During nearly all the ninth year of the Reign of the Judges over the People of Nephi (83 B.C.), Alma labored that the Church of God, of which he was the Presiding High Priest, should be set in order both in Zarahemla and in Gideon. This, with the help of the Lord, he accomplished by himself. As he had done in Zarahemla, so also he did in Gideon—he appointed priests to teach the people that they might hear and know the commandments of the Lord, and further, to quicken them to a continual remembrance of the sacred vows they had made when received into God’s Holy Order.

There were many things that Alma taught the people of Gideon which Mormon, the abridger of Alma’s Record, could not write. The Record of Alma was undoubtedly large, consisting of a great number of plates, and besides, Mormon who was trained in the art of engraving his words upon metal plates, nevertheless, found in difficult to express the fullness of his thoughts in the words at his command. Mormon’s son, Moroni, explained their dilemma thus: In speaking of his father’s abridgment, and also of his own writings when the Lord commanded him to write concerning the Gospel, that knowledge of it might come to their father’s seed through the Gentiles, said,

And I said unto Him: Lord, the Gentiles will mock at these things, because of our weakness in writing; for Lord Thou hast made us mighty in word by faith, but Thou hast not made us mighty in writing; for Thou hast made all this people that they could speak much, because of the Holy Ghost which Thou hast given them;

And Thou hast made us that we could write but little, because of the awkwardness of our hands. Behold, Thou hast not made us mighty in writing like unto the Brother of Jared, for Thou madest him that the things which he wrote were mighty even as Thou art, unto the overpowering of man to read them.

Thou hast also made our words powerful and great, even that we cannot write them; wherefore, when we write we behold our weakness, and stumble because of the placing of our words; and I fear lest the Gentiles shall mock at our words. (Ether 12:23-25)

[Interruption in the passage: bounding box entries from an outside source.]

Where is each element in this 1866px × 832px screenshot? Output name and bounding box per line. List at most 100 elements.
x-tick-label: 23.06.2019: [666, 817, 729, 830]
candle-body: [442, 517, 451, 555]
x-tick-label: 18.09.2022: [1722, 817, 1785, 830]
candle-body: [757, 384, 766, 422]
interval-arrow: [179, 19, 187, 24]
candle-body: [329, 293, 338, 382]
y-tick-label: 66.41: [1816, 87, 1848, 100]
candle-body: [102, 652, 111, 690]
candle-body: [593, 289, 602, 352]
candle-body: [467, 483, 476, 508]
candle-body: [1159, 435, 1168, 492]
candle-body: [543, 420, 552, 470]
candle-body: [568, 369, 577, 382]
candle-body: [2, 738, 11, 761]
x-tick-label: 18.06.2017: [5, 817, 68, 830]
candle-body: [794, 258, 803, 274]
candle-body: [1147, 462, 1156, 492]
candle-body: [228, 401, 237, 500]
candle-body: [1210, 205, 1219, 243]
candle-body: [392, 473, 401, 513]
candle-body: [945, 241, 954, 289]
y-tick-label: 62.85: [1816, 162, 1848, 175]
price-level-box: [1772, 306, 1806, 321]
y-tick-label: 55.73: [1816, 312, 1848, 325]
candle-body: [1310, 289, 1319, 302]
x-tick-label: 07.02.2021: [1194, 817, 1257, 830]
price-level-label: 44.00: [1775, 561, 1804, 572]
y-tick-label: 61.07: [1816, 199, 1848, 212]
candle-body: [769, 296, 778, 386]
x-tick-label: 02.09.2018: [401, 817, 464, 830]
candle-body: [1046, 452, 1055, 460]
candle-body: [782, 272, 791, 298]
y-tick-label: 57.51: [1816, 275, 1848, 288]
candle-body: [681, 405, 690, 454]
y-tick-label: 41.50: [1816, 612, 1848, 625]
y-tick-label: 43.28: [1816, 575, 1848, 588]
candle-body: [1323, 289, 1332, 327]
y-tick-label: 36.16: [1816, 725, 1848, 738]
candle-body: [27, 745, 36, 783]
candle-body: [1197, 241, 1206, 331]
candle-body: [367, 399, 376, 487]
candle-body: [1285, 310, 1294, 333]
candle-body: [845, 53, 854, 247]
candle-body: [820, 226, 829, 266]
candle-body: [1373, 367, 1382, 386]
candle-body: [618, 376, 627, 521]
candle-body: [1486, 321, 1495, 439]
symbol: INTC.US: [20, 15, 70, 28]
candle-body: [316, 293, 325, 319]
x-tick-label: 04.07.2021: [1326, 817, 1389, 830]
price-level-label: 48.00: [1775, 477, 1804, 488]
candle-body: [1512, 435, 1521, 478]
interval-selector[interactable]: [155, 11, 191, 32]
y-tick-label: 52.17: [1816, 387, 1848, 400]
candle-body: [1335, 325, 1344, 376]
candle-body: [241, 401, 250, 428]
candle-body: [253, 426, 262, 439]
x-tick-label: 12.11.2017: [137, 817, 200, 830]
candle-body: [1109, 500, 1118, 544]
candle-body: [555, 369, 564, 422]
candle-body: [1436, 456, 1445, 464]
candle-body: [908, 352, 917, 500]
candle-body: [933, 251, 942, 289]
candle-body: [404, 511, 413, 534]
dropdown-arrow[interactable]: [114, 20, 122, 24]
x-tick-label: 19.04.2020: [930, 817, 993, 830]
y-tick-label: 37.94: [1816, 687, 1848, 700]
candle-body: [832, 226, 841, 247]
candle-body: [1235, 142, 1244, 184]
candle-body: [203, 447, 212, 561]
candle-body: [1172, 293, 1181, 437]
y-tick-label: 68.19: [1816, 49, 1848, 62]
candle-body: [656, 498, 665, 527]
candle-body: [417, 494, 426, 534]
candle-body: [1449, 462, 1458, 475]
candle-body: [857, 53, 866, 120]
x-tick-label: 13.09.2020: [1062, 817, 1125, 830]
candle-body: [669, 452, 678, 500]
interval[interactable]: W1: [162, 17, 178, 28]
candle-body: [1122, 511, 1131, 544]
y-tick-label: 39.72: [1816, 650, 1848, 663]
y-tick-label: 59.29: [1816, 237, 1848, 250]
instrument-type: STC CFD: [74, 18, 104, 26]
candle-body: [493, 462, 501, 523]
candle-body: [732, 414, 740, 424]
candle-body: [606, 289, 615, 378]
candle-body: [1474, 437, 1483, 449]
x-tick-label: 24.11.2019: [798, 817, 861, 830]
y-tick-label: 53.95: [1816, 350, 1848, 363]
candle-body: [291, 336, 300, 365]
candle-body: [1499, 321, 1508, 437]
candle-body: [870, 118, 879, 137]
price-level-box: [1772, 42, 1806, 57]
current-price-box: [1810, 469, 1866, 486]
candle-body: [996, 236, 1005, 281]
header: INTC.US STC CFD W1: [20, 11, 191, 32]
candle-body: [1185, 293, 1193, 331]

The arduous task which Alma had performed in his missionary labors had greatly deprived him of his normal strength and vitality. The journey he had undertaken, the joys and sorrows he had experienced, the pleasures and pains caused by the faith, or lack thereof, among Church members, had drawn deeply upon the energy he had so unselfishly offered in the cause of Christ. Knowing that the body has limits beyond which it must not go, as well as resources that urged it to greater efforts, Alma felt it was wise to rest for a while in his own home in Zarahemla where he for a short time recruited his strength and well being.